I recently found out through the Cultural-Context Inventory that I embody a low contact culture. This makes sense. America is on the medium low scale in term of cultures. This is a little bit of problem however. See, Japan is an extremely high contact culture. Like really high. It's usually the example for a high culture. This means that I'll have to be careful in what I expect from people around me. Japanese people are a collective culture where the group is more important than the individual. America does not do that. Instead, we focus on the individual, how can I succeed and such, instead of how can the group succeed. This will probably come to head when I make Japanese friends. I'll have to make sure to think more about their concerns and feeling than I would here. Not that I don't already, but I must be more proactive in my thinking than usual. This also might appear in school work. I'll mostly be working with internationals, but there's a chance that I might be in an elective or club that's mostly Japanese students.
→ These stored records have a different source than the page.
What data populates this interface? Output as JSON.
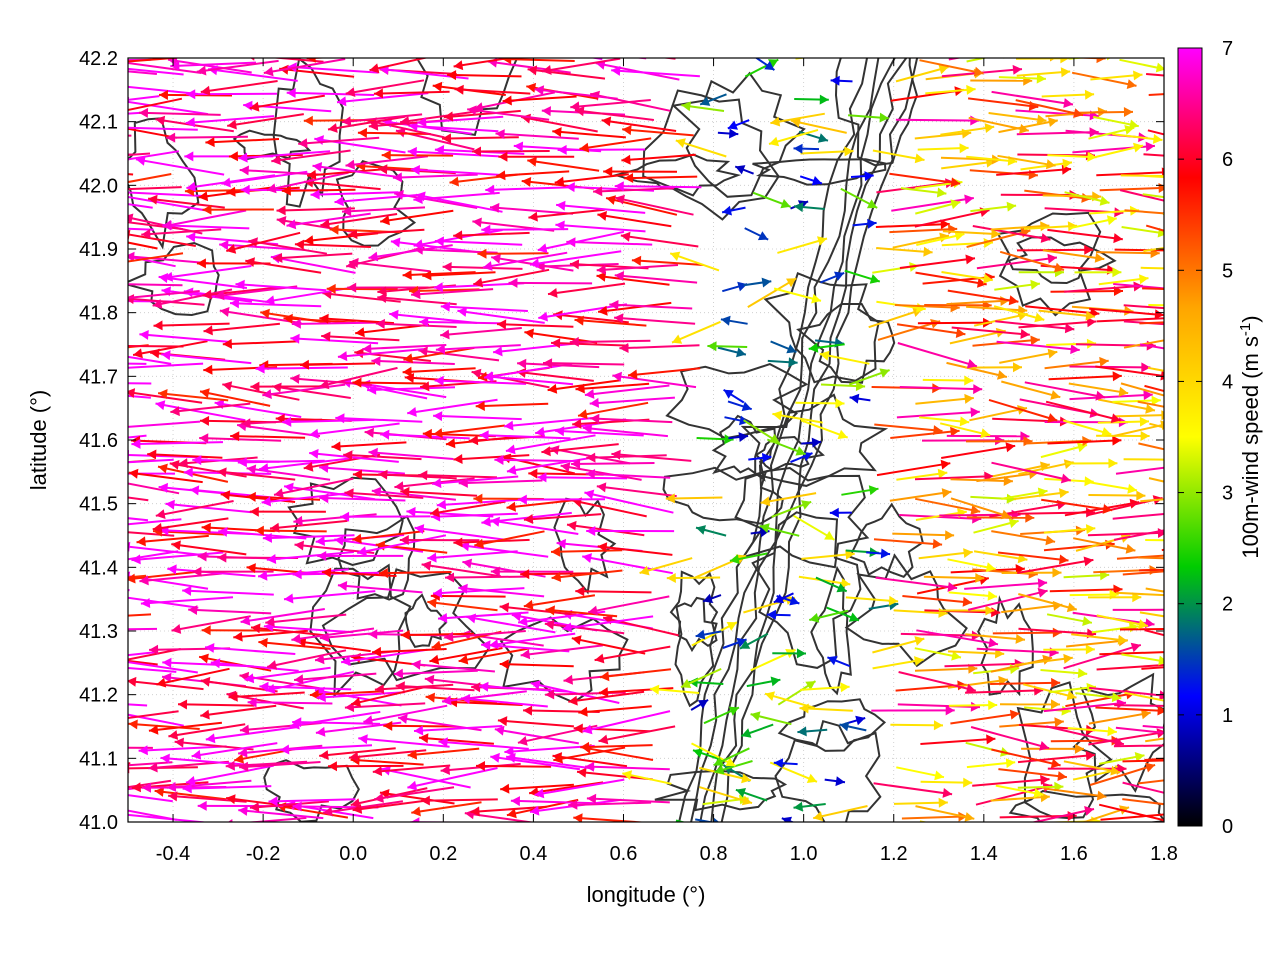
{
  "chart_data": {
    "type": "vector-field",
    "title": "",
    "xlabel": "longitude (°)",
    "ylabel": "latitude (°)",
    "xlim": [
      -0.5,
      1.8
    ],
    "ylim": [
      41.0,
      42.2
    ],
    "xticks": [
      "-0.4",
      "-0.2",
      "0.0",
      "0.2",
      "0.4",
      "0.6",
      "0.8",
      "1.0",
      "1.2",
      "1.4",
      "1.6",
      "1.8"
    ],
    "xtick_values": [
      -0.4,
      -0.2,
      0.0,
      0.2,
      0.4,
      0.6,
      0.8,
      1.0,
      1.2,
      1.4,
      1.6,
      1.8
    ],
    "yticks": [
      "41.0",
      "41.1",
      "41.2",
      "41.3",
      "41.4",
      "41.5",
      "41.6",
      "41.7",
      "41.8",
      "41.9",
      "42.0",
      "42.1",
      "42.2"
    ],
    "ytick_values": [
      41.0,
      41.1,
      41.2,
      41.3,
      41.4,
      41.5,
      41.6,
      41.7,
      41.8,
      41.9,
      42.0,
      42.1,
      42.2
    ],
    "grid": true,
    "colorbar": {
      "label_main": "100m-wind speed (m s",
      "label_sup": "-1",
      "label_end": ")",
      "range": [
        0,
        7
      ],
      "ticks": [
        "0",
        "1",
        "2",
        "3",
        "4",
        "5",
        "6",
        "7"
      ],
      "tick_values": [
        0,
        1,
        2,
        3,
        4,
        5,
        6,
        7
      ],
      "colors": [
        "#000000",
        "#0000ff",
        "#00cc00",
        "#ffff00",
        "#ffa500",
        "#ff0000",
        "#ff00ff"
      ]
    },
    "wind_field_description": {
      "west_region": {
        "lon_range": [
          -0.5,
          0.7
        ],
        "direction": "westward",
        "speed": 7
      },
      "east_region": {
        "lon_range": [
          1.15,
          1.8
        ],
        "direction": "eastward",
        "speed": 4.5
      },
      "divergence_zone": {
        "lon_range": [
          0.9,
          1.15
        ],
        "direction": "mixed",
        "speed": 1.5
      }
    },
    "contour_color": "#333333"
  }
}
I prefer individual work, while they probably prefer working in a group. And they care about that group. This will probably be a positive. Instead of the usual "one person does the work for the entire group" mentality and tendency, Japanese students might actually work together and make sure everyone is on the same page and have the same share of the workload. This, of course, is only speculation. But I most be prepared for any and all sides of the the spectrum.

The High and Low Culture difference is not the only thing that will pose a challenge. See, Americans and Japanese tend to be different personality wise. I'm a very blunt person. It's very American. If you don't like something, tell me. Don't beat around the bush. That's not Japanese at all. They are the opposite. In fact, saying no is considered pretty rude. They instead prefer to say their equivalent to maybe. They also have a different sense of humor. I'm a very sarcastic person. My friends often joke about the fact that noooooo waaaaaaay am sarcastic. My humor is a part of me. I won't stop being sarcastic simply because I'm aboard. Well, I'll probably decrease it, but not fully take it away. This is something I can showcase and educate people on while I'm there. They may not understand it or get why it's funny, but at least they'll know about it now.

This is one thing I am nervous about- culture shock. It's going to happen. In fact, I experienced it before. When I was originally going to Japan back in high school, my program made us go through some cultural websites before we went to orientation. The things that they covered were so drastically different that I panicked. It was honestly really scary. This time though, I'm prepared. I know culture shock is coming, I think I know how to keep myself from panicking. I have a journal that I write in from time to time. While I'm abroad, I'm going to write in it as often as I can. Having a space to pour out my feelings in my native language will really help. This method as helped me in other times, so I'm know it will work. I'm also going to be more open minded. Last time, I had an idea on what to expect. When my mind didn't fit reality, I couldn't handle it. This time, I have a general idea on what to expect through research, but I'm keeping my mind very open. This way, I don't have a true firm idea on everything. I'm exploring and learning something new everyday this way. It might be the same from American or it might not. Either way, by keeping an open mind, I can be prepared for almost anything.

In general, as I go aboard, I must keep an open mind and observe. The culture will show itself al lot more if I just observe. The number one thing I will observe is the interactions between people. Being collective and high culture, I imagine that their interactions will be drastically different (they may not be). I can learn a lot by doing this. Doing these things should help me adapt better to Japan. I also must be true to myself. I'm an American, first and forth most. I will never be Japanese. I physically can not be. I will forever be a foreigner to them, even if I become a citizen in the future. But that doesn't mean I can't learn, and they learn from me. Hopefully with all these things, I'll be ready to go abroad!